Panneaux bifaciaux ou monocristallins classiques : le comparatif complet

Sommaire

Heading 2

L’essentiel à retenir

  • Les panneaux solaires bifaciaux exploitent la lumière des deux côtés, pouvant dépasser 10 à 20 % de rendement supplémentaire dans des conditions optimales.
  • La technologie monocristalline classique demeure la plus répandue pour le résidentiel, alliant fiabilité et performance même avec un encombrement limité.
  • Le choix dépend de la nature de l’installation, du budget, et du lieu d’implantation (orientation, ombrage, albédo du sol…).
  • Investir dans du bifacial prend tout son sens en site dégagé, toiture plate, ombrage réduit, sol clair et réflexion élevée.
  • Chaque type de panneau possède des avantages spécifiques pour la durabilité, la rentabilité ou l’intégration esthétique.

Comprendre les fondamentaux des panneaux solaires

Se pencher sur le solaire implique de distinguer les bases technologiques, puisque les solutions « monocristallin » comme les innovations « bifaciales » s’appuient sur des principes proches, mais répondent à des usages parfois différents.

Comment fonctionne un panneau photovoltaïque ?

Les cellules solaires convertissent la lumière du soleil en courant électrique grâce à l’effet photovoltaïque. Constitué de silicium semi-conducteur, ce composant central capte les photons pour générer l’énergie qui alimente une habitation ou une entreprise.

La majeure partie du marché se concentre sur les modules à base de silicium, monocristallin ou polycristallin. Ceux-ci se déclinent désormais en formats et innovations, dont le bifacial, qui change la donne sur la capture de la luminosité ambiante.

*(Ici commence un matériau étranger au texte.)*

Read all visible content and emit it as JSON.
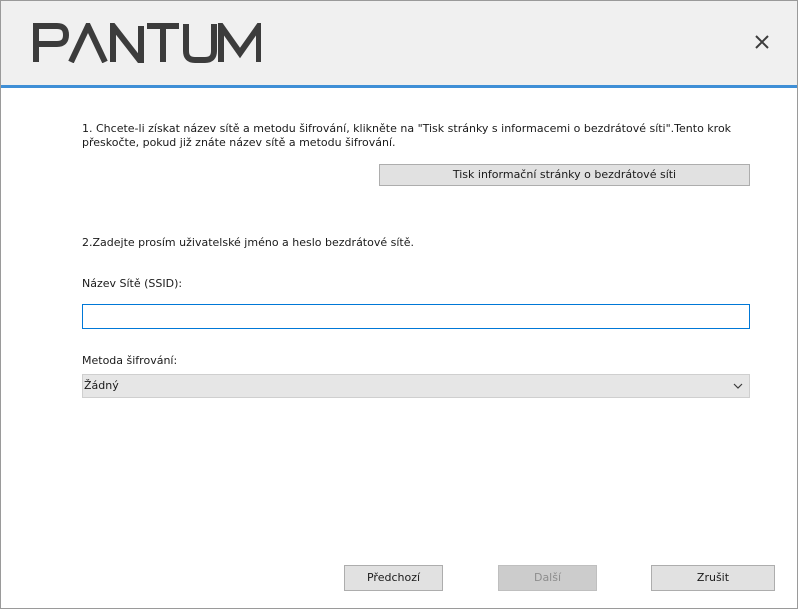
{
  "header": {
    "brand": "PANTUM",
    "close_label": "×"
  },
  "step1": {
    "instruction": "1. Chcete-li získat název sítě a metodu šifrování, klikněte na \"Tisk stránky s informacemi o bezdrátové síti\".Tento krok přeskočte, pokud již znáte název sítě a metodu šifrování.",
    "print_button_label": "Tisk informační stránky o bezdrátové síti"
  },
  "step2": {
    "instruction": "2.Zadejte prosím uživatelské jméno a heslo bezdrátové sítě.",
    "ssid_label": "Název Sítě (SSID):",
    "ssid_value": "",
    "encryption_label": "Metoda šifrování:",
    "encryption_selected": "Žádný"
  },
  "footer": {
    "prev_label": "Předchozí",
    "next_label": "Další",
    "cancel_label": "Zrušit"
  },
  "colors": {
    "accent_line": "#3f8fd6",
    "logo": "#3c3c3c",
    "input_focus_border": "#0078d7",
    "disabled_text": "#8d8d8d"
  },
  "icons": {
    "close": "close-icon",
    "dropdown": "chevron-down-icon"
  }
}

Monocristallin classique : la référence du solaire résidentiel

Les panneaux solaires dits « monocristallins » tirent leur nom de la structure très ordonnée de leur silicium, issu d’un seul cristal. Ce choix technologique est synonyme de :

  • Haute efficacité sur petite surface : avec des rendements de 18 à 22 % à ce jour, le monocristallin reste performant lorsque la place est comptée (toitures exiguës, installations en ville).
  • Esthétisme soigné : ces panneaux arborent des teintes souvent sombres, uniformes, s’intégrant discrètement sur les habitats contemporains ou traditionnels.
  • Durée de vie éprouvée : leur technologie mature garantie une robustesse longue durée, avec des performances conservées au fil des ans.

Bien que le monocristallin classique n’utilise que sa face supérieure pour la captation solaire, il se distingue par sa fiabilité et sa généralisation sur le marché résidentiel.

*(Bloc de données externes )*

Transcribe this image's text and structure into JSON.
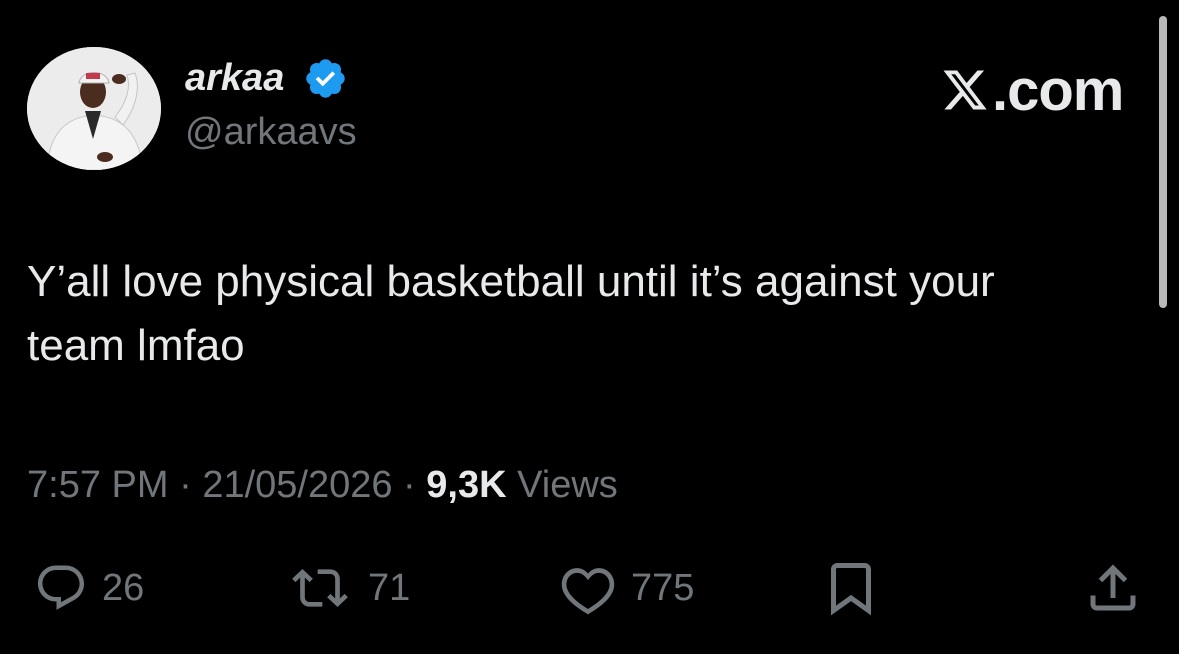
{
  "author": {
    "display_name": "arkaa",
    "handle": "@arkaavs",
    "verified": true,
    "verified_color": "#1d9bf0"
  },
  "brand": {
    "label": ".com"
  },
  "tweet": {
    "text": "Y’all love physical basketball until it’s against your team lmfao"
  },
  "meta": {
    "time": "7:57 PM",
    "separator": " · ",
    "date": "21/05/2026",
    "views_count": "9,3K",
    "views_label": " Views"
  },
  "actions": {
    "replies": {
      "icon": "reply-icon",
      "count": "26"
    },
    "reposts": {
      "icon": "repost-icon",
      "count": "71"
    },
    "likes": {
      "icon": "heart-icon",
      "count": "775"
    },
    "bookmark": {
      "icon": "bookmark-icon"
    },
    "share": {
      "icon": "share-icon"
    }
  },
  "colors": {
    "background": "#000000",
    "primary_text": "#e7e9ea",
    "secondary_text": "#71767b"
  }
}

Le bifacial : capter la lumière… de chaque côté

La technologie bifaciale s’appuie sur des cellules solaires spécifiques permettant de générer de l’énergie aussi bien via la face principale tournée vers le soleil, que via la face arrière, exposée à la lumière réfléchie par le sol ou l’environnement.

Côté technique, la conception diffère :

  • Encapsulation double vitrage ou polymère transparent, assurant la protection de chaque face tout en préservant la transmission lumineuse.
  • Suppression du backsheet opaque, classique sur les modules standards, au profit d’une surface à la fois résistante et translucide.

L’enjeu est d’augmenter le “yield”, c’est-à-dire la quantité totale d’électricité produite par mètre carré, en tirant parti de toutes les ressources lumineuses environnantes.

Les avantages concrets du bifacial

Production supérieure : dans quelles circonstances profite-t-on vraiment du rendement bifacial ?

La face arrière génère de l’électricité grâce à la lumière indirecte, favorisée :

  • Par une toiture plate, favorisant la réflexion du rayonnement sur la surface (béton clair, gravillons blancs ou membranes réfléchissantes).
  • Sur ombrières de parking ou abri terrasse, où les rayonnements cumulés (soleil + sol) sont amplifiés.
  • Dans les zones où le sol est clair (sable, béton, gravier blanc…), ou bien équipé de revêtements réfléchissants.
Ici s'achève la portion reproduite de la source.